ヒヨッコをしごく毎日の中で、ちょっと楽しみにしていたので残念だ。
かと言って、台所までいって酒を探し回るのも面倒だ。
次の安息の曜日は休みにしてやる予定だから、俺も酒を買いに行ってこよう。
ウトウトとし始めた頃、またドアがノックされた。
「あぁん? 誰だ、今頃……」
「すみません、ヴェリンダです」
「なんだ?」
「さっきは、すみませんでした」
入っていいと言ってないのに、ヴェリンダはトレイを持って部屋に入ってきた。
甘ったるい匂いはさせていないが、髪が生乾きのようだ。
トレイの上には、リーブル酒が注がれたカップが二つとツマミを盛った小皿が載せてある。

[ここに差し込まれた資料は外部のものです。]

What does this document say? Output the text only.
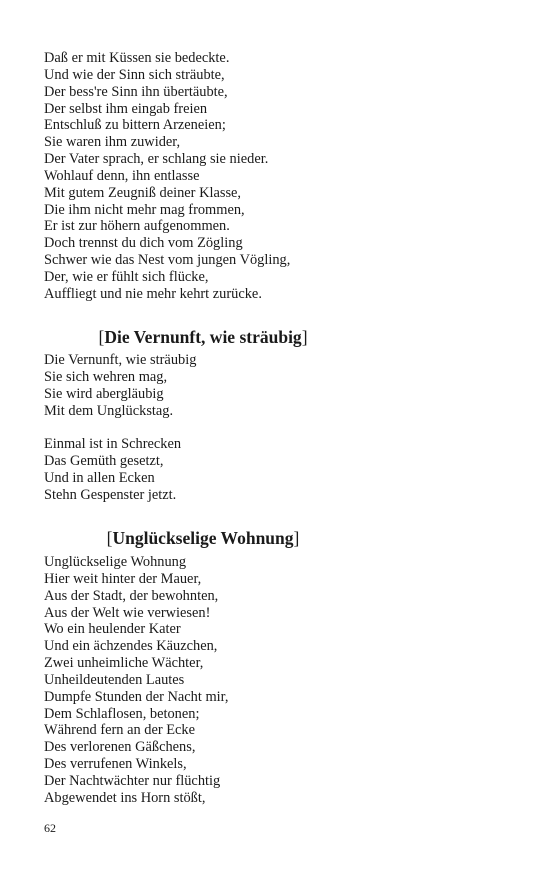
Daß er mit Küssen sie bedeckte.
Und wie der Sinn sich sträubte,
Der bess're Sinn ihn übertäubte,
Der selbst ihm eingab freien
Entschluß zu bittern Arzeneien;
Sie waren ihm zuwider,
Der Vater sprach, er schlang sie nieder.
Wohlauf denn, ihn entlasse
Mit gutem Zeugniß deiner Klasse,
Die ihm nicht mehr mag frommen,
Er ist zur höhern aufgenommen.
Doch trennst du dich vom Zögling
Schwer wie das Nest vom jungen Vögling,
Der, wie er fühlt sich flücke,
Auffliegt und nie mehr kehrt zurücke.
[Die Vernunft, wie sträubig]
Die Vernunft, wie sträubig
Sie sich wehren mag,
Sie wird abergläubig
Mit dem Unglückstag.
Einmal ist in Schrecken
Das Gemüth gesetzt,
Und in allen Ecken
Stehn Gespenster jetzt.
[Unglückselige Wohnung]
Unglückselige Wohnung
Hier weit hinter der Mauer,
Aus der Stadt, der bewohnten,
Aus der Welt wie verwiesen!
Wo ein heulender Kater
Und ein ächzendes Käuzchen,
Zwei unheimliche Wächter,
Unheildeutenden Lautes
Dumpfe Stunden der Nacht mir,
Dem Schlaflosen, betonen;
Während fern an der Ecke
Des verlorenen Gäßchens,
Des verrufenen Winkels,
Der Nachtwächter nur flüchtig
Abgewendet ins Horn stößt,
62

もう今更、寝酒はどうでも良かったが、持ってきたのなら飲んでやろう。
「ちゃんと髪を乾かしてから寝ろよ。体調崩しましたなんて泣き言は許さねぇからな」
「はい……分りました」
ヴェリンダが身に付けているのは、肌が透けて見えるほど薄い寝巻だけだ。
この一週間しごいたせいか、余っていた脇腹の肉は絞れたように見える。
「あの……ギリクさん」
「なんだ?」
「私、不安で……」
「不安?」
「はい、前回の討伐ではオーガに殺され掛けて……」
俺に体を寄せて来たヴェリンダは、小刻みに震えていた。
言われてみれば、死に掛けたばかりだから、討伐に恐怖感を持つのも当然かもしれない。
「ふん、お前は一週間前と同じお前なのか?」
「いえ……」
「誰が鍛えてやったと思ってやがる」
「ギリクさんです」
「俺が大丈夫だと思う相手を選んでやるって言ってんだ、それでも不安を感じるってことは俺様を信用出来ないってことか?」
「いえ、そんなことないです、誰よりも信頼してます」
「だったら、下らない不安なんか感じるな。明日は最初から俺が一緒に行動するんだぞ、不安を感じるなんざ時間の無駄だ」
「はい……はい!」
不安は解消されただろうに、ヴェリンダは俺に腕を絡めて頭を預けてきた。
「あぁん? なに甘ったれてんだ?」
「ごめんなさい……でも、ちょっとだけ」
「はぁぁ……飲んだら帰れよ」
「はい……あのぉ」
「なんだ?」
「お前じゃなくて、ヴェリンダって呼んでもらえませんか?」
「何でだ?」
「他の人と間違えないように……」
「そうか……飲んだら帰れよ、ヴェリンダ」
「はい……」
この後、ヴェリンダはカップ一杯のリーブル酒を飲み干すまでに三十分も掛けやがった。
まったく、そんなに嫌がらせをしたいと思われるほど鍛錬を厳しくした覚えはないぞ。